Michael Jackson em sua câmara hiperbárica particular
Enquanto o Brasil dava tímidos passos rumo à medicina hiperbárica, os EUA passavam à produção em escala de toda sorte de equipamentos, desde os ambientes coletivos aos pequenos exóticos modelos pessoais, que mais parece abrigarem defuntos: esquifes de aparência lúgubre com tampa de vidro, como o usado em casa pelo cantor Michael Jackson para rejuvenescer, manter a pele e cabelos suaves e  estender seus dias (chegou a declarar, espalhafatosamente, que viveria 300 anos). As câmaras particulares existem no Brasil nos lares dos mais ricos, excêntricos e até no de ao menos um de nossos jogadores de futebol.
Compressão no voo
Em setembro de 2018 meu médico descobriu um abscesso interno na perna que deveria ser operado imediatamente. No mesmo dia, subimos à sala de cirurgia do hospital do convênio para o procedimento. Dias depois, após a retirada do dreno, ele achou por bem nos aliarmos a um coadjuvante inusitado para a rápida cura total: a câmara hiperbárica, e a mais próxima conveniada estava em Sorocaba, a 50 minutos de Tatuí. Pois logo iniciamos as 15 viagens de 50 minutos e as jornadas plenas de imaginação em um cilindro que mais parecia um submarino inerte, como que naufragado com suas escotilhas no fundo de algum mar do Pacífico. A compressão de oxigênio puro chega a 2 ATM, ou Atmosferas (nos EUA até 3), razão pela qual é preciso fazer os ouvidos driblarem a pressão do oxigênio com movimentos dos maxilares, tal fosse uma decolagem de avião, para evitar certo tipo de ‘entupimento’. Alcançada a compressão, um filmezinho para distrair os confinados durante a sessão de uma hora e meia, fora preliminares. (Detalhe: no Brasil, somente em 1995 o CFM aprovou a técnica).

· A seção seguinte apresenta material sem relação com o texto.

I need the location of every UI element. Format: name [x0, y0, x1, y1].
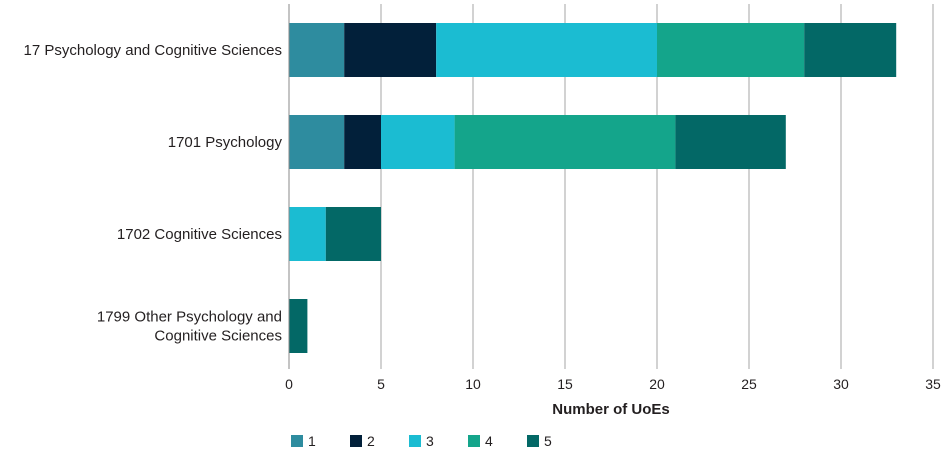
legend-swatch	[468, 435, 480, 447]
bar-segment	[675, 115, 786, 169]
x-tick-labels: 0 5 10 15 20 25 30 35	[285, 376, 941, 392]
bar-segment	[804, 23, 897, 77]
bar-segment	[381, 115, 455, 169]
x-tick-label: 35	[925, 376, 941, 392]
legend: 1 2 3 4 5	[291, 433, 552, 449]
legend-label: 1	[308, 433, 316, 449]
legend-label: 2	[367, 433, 375, 449]
category-label: 1702 Cognitive Sciences	[117, 226, 282, 243]
bar-segment	[289, 23, 345, 77]
legend-label: 5	[544, 433, 552, 449]
legend-swatch	[291, 435, 303, 447]
bar-segment	[325, 207, 381, 261]
category-label: 1799 Other Psychology and	[97, 309, 282, 326]
legend-swatch	[350, 435, 362, 447]
x-tick-label: 0	[285, 376, 293, 392]
legend-label: 4	[485, 433, 493, 449]
bar-segment	[289, 299, 308, 353]
x-tick-label: 25	[741, 376, 757, 392]
bar-segment	[344, 115, 381, 169]
x-tick-label: 15	[557, 376, 573, 392]
x-axis-title: Number of UoEs	[552, 401, 670, 418]
bar-segment	[454, 115, 676, 169]
x-tick-label: 10	[465, 376, 481, 392]
legend-swatch	[409, 435, 421, 447]
bars	[289, 23, 897, 353]
category-label: 1701 Psychology	[168, 134, 283, 151]
bar-segment	[289, 207, 326, 261]
bar-segment	[344, 23, 437, 77]
category-labels: 17 Psychology and Cognitive Sciences 1701…	[24, 42, 283, 345]
legend-swatch	[527, 435, 539, 447]
x-tick-label: 30	[833, 376, 849, 392]
bar-segment	[436, 23, 657, 77]
legend-label: 3	[426, 433, 434, 449]
x-tick-label: 20	[649, 376, 665, 392]
bar-segment	[657, 23, 805, 77]
x-tick-label: 5	[377, 376, 385, 392]
category-label: Cognitive Sciences	[154, 328, 282, 345]
bar-segment	[289, 115, 345, 169]
category-label: 17 Psychology and Cognitive Sciences	[24, 42, 283, 59]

Tubo de compressão coletivo
Cabe alertar os que sofrem de claustrofobia (leva-se mais de 10 min. para despressurizar a câmara e abrir a porta), hipertensão aguda, gravidez, diabetes descontrolada e outros. Esses devem conversar com seus médicos caso sofram de algum desses males. No meu "tubo" ‘viajavam’ duas adolescentes na faixa dos 15 anos, um rapaz acidentado, uma senhora bem idosa em cadeira de rodas e outros dois. Minha cirurgia e debelo da infecção tiveram resultados surpreendentes e rápidos, claro que tendo a câmara coadjuvante de duas belas intervenções feitas pelo médico do hospital.
Floresta Amazônica
O Brasil possui – ainda - 85% da floresta amazônica, o chamado ‘pulmão do mundo’.  Era esse elemento precioso, que responde por “O2”, que nos dava uma vida saudável no passado; com o desmatamento, ele é sufocado pelos inimigos CO2, Pb, S02 e outros invasores armados. A defesa do meio ambiente não é modismo, coisa de 'ripongos' nem pecha para fazer troça de ONGs. Trata-se do futuro do planeta.